Okanagan Lake, Vernon - August 19, 2023, 5:36 pm

Forest fires run down valley crevices and along shorelines in the Okanagan these past weeks. The unpredictability of wind and heat, people flocking here to fight the rageful fires moving towards people’s homes. The people in those homes – children and pets and stuffed animals ‒ under their arms, fleeing. Fire trucks and defenders moving towards “the structures” to take a stand against all that heat.

We had been on Salt Spring Island for almost two weeks. Hot there, yes, but not the 37 and steady we left behind. Our first day on the island, my partner danced around the campsite amidst a light rain ‒ the first we had felt on our skin in over a month. It’s hard to explain just how dry the Okanagan gets ‒ think Christmas tree left up for a few extra weeks with no water in the bowl, needles jumping off as you heave it out the door. Think the driest twigs you scavenge to start your campfire, how easily they ignite.
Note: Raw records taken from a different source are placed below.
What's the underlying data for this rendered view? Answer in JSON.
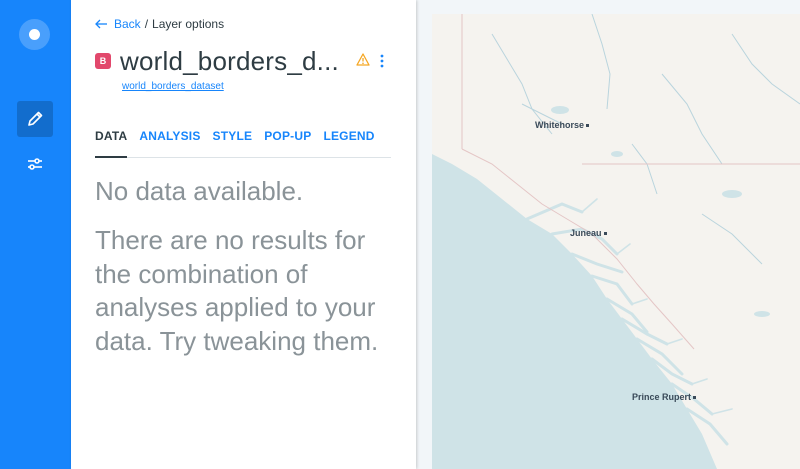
{
  "sidebar": {
    "items": [
      {
        "icon": "pencil-icon",
        "active": true
      },
      {
        "icon": "sliders-icon",
        "active": false
      }
    ]
  },
  "breadcrumb": {
    "back_label": "Back",
    "separator": "/",
    "current": "Layer options"
  },
  "layer": {
    "badge": "B",
    "title": "world_borders_d...",
    "source": "world_borders_dataset"
  },
  "tabs": [
    {
      "label": "DATA",
      "active": true
    },
    {
      "label": "ANALYSIS",
      "active": false
    },
    {
      "label": "STYLE",
      "active": false
    },
    {
      "label": "POP-UP",
      "active": false
    },
    {
      "label": "LEGEND",
      "active": false
    }
  ],
  "empty_state": {
    "title": "No data available.",
    "message": "There are no results for the combination of analyses applied to your data. Try tweaking them."
  },
  "map": {
    "cities": [
      "Whitehorse",
      "Juneau",
      "Prince Rupert"
    ]
  },
  "colors": {
    "brand": "#1785fb",
    "badge": "#e2486c",
    "warning": "#f5a623",
    "water": "#cfe3e7",
    "land": "#f5f3ef"
  }
}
We drove towards fires in all directions, tracing maps for roads that could still lead us home ‒ zig-zag maneuvers in a war zone. Are the animals as terrified as us, I wonder? They must sense potential for this fiery rage. One friend whose home was encircled by forest fires, yet saved, talked about the two deer and baby Bambies outside her window that seemed to sense something wrong. “Where are they now,” she wondered, worried about both their homes.

Two days into the fires, I drag myself out of bed to hit my yoga mat by 7:30 a.m. For the first three days, I could barely get moving ‒ so sad I was, so low and void of energy. The last thing I wanted to do was get up early every day and do yoga. Palms to chest, chant Om and the devotion to Patanjali, tune into our own sweet breath. Each morning started with lying on our backs doing a few gentle poses, tiny tears escaping the corner of my eye, heading towards my ear. Lesson One: Be present to our feelings; don’t push them away.
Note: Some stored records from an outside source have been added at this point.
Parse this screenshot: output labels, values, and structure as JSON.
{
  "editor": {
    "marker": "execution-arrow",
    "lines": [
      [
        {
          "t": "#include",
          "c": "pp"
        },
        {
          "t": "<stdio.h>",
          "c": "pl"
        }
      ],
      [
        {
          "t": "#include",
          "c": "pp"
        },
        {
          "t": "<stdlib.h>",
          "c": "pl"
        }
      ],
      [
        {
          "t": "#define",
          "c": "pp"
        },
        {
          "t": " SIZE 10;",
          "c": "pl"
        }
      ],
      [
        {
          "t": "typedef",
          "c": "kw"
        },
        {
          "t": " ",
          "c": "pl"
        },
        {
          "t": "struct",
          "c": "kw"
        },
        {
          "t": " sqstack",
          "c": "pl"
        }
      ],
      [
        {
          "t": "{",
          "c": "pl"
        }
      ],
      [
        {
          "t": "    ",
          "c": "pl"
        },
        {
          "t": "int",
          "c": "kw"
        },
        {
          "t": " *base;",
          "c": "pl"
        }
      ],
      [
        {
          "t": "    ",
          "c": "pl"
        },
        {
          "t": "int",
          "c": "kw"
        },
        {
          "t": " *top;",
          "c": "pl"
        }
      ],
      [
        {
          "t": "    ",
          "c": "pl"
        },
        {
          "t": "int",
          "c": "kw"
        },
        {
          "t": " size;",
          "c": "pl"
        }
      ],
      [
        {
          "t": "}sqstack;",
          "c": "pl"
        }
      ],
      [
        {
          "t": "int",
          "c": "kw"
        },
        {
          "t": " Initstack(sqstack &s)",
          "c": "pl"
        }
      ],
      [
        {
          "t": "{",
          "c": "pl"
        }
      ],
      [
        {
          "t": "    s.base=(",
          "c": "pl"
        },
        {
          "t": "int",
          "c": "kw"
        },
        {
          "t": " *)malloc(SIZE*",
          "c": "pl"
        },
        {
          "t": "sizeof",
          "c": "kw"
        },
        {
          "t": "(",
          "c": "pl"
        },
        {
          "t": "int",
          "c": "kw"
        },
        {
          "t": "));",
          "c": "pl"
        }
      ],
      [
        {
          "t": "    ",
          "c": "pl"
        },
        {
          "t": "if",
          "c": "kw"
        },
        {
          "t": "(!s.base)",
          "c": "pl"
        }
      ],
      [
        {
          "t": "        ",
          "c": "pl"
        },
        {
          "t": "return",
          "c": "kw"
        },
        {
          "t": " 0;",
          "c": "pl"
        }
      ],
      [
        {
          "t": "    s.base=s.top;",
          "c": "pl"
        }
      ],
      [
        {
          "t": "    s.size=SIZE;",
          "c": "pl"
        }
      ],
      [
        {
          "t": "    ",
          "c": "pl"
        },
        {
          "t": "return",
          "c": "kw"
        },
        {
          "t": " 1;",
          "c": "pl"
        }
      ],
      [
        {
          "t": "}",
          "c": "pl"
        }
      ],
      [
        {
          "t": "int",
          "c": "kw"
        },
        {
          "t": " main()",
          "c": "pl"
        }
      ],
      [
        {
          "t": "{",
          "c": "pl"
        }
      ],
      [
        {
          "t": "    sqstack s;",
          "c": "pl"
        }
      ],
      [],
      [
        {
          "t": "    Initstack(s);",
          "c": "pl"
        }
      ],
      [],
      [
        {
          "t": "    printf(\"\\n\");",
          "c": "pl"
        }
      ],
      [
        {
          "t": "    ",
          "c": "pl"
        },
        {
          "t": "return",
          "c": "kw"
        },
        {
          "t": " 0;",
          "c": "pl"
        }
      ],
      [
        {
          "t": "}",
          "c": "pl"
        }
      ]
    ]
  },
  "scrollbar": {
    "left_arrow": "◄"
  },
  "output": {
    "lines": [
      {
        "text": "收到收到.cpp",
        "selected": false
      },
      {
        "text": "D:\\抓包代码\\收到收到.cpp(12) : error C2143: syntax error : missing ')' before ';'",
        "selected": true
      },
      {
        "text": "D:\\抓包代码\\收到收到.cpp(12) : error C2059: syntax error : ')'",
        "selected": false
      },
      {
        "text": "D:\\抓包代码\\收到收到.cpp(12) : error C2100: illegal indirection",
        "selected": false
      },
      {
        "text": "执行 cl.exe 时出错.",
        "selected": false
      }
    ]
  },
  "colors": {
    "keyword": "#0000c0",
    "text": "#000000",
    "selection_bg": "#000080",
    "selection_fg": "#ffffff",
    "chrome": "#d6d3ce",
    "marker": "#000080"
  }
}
When I saw Chicago and New York, Ottawa ‒ hazed in the smoke of our Canadian fires, I must admit to a dark streak of satisfaction. I definitely didn’t want the trees burning, at all, nor critters running or flying to escape the heat and haze. Nor do I want houses or businesses destroyed by fires, all that hard work and melting of memories grounded in our concrete things. I was glad, however, that if there be fire, more people be exposed to what it feels like to live inside all that smoke. Maybe then, hands in prayer ‒ possibly, change.  

Raw throat. Hazy brain. Stay inside day after day. Air quality numbers: 10, 3, 7, 9 ‒ decide how far to walk the dog. How red is the sun? The moon? Red the indicator of just how much smoke fills our skies. Windows closed. Air conditioning? Circulating air will only bring in more smoke. Heavy body flat line deflated hope. Fire and smoke have paralyzed our bodies, our brains ‒ non-functioning and expected to go on. Even the sharpest amongst us want to go back to bed.
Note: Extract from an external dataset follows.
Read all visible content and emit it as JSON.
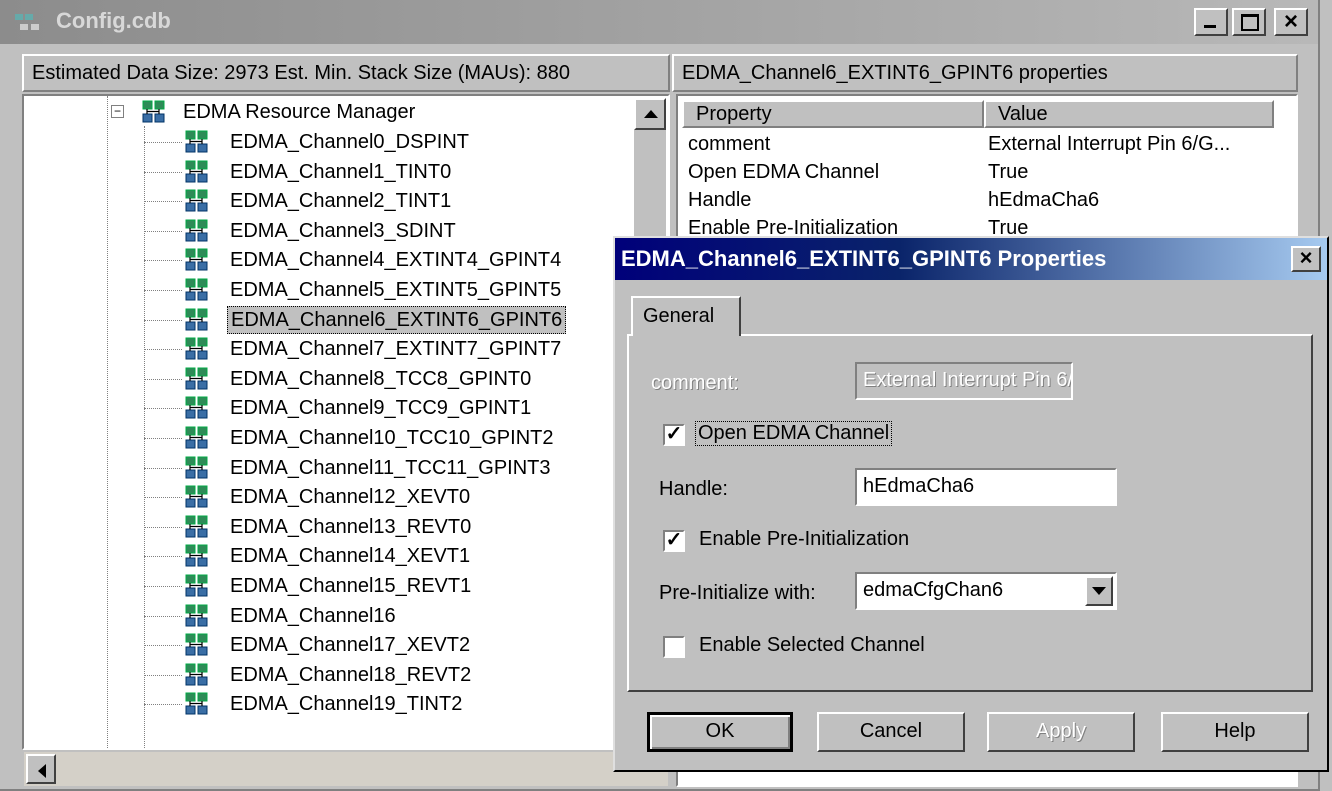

Lesson Two: Compassion. My yoga teacher says, we must first have compassion for ourselves before we feel compassion for others. I have never been one to easily have compassion for my own self, to be kind and nurturing. I was resistant to this yoga retreat, scared even. Would it be too hard? Can my muscles handle seven days? Sleeping might just be better, today. I nurture myself with each chant and forward bend. Honoring my sadness of flames in houses and burning trees, animals and humans frazzled and running.

Some of us believe there is something bigger than us, beyond us ‒ no heaven and hell for me or coming around for another life. And yet, there does seem to be some energy, some life force interconnecting and propelling all of life along. With all our interference ‒ our horrendous contributions to making our world so darn hot ‒ we’ve thrown natural cycles into a rage. Devastating floods and fires, hurricanes and bizarre storms. Left alone, the natural world would flourish. With us around, well.

Blue skies come so soon that it all feels like a dream. We can even ignore that light haze in the distance until we take a long bike-ride and swim that tells us otherwise. Raspy voice and sore throat as we wheel into our garage. The fires still burn, after all ‒ in West Kelowna and outside Yellowknife and Washington state, but also this summer in Greece and Spain, images of Lahaina charred into our brains.

I’m always one to see the silver lining, and bright side of things – and indeed, I can see this too ‒ the hard work of fire-folks saving houses and structures, whole cities. But wouldn’t it be much better if we were not in this war? Or on the front lines? On edge of when it will happen again? With our families in our homes, safe and eating ice cream or vacuuming the floor, deer wandering outside our window, simply eating leaves.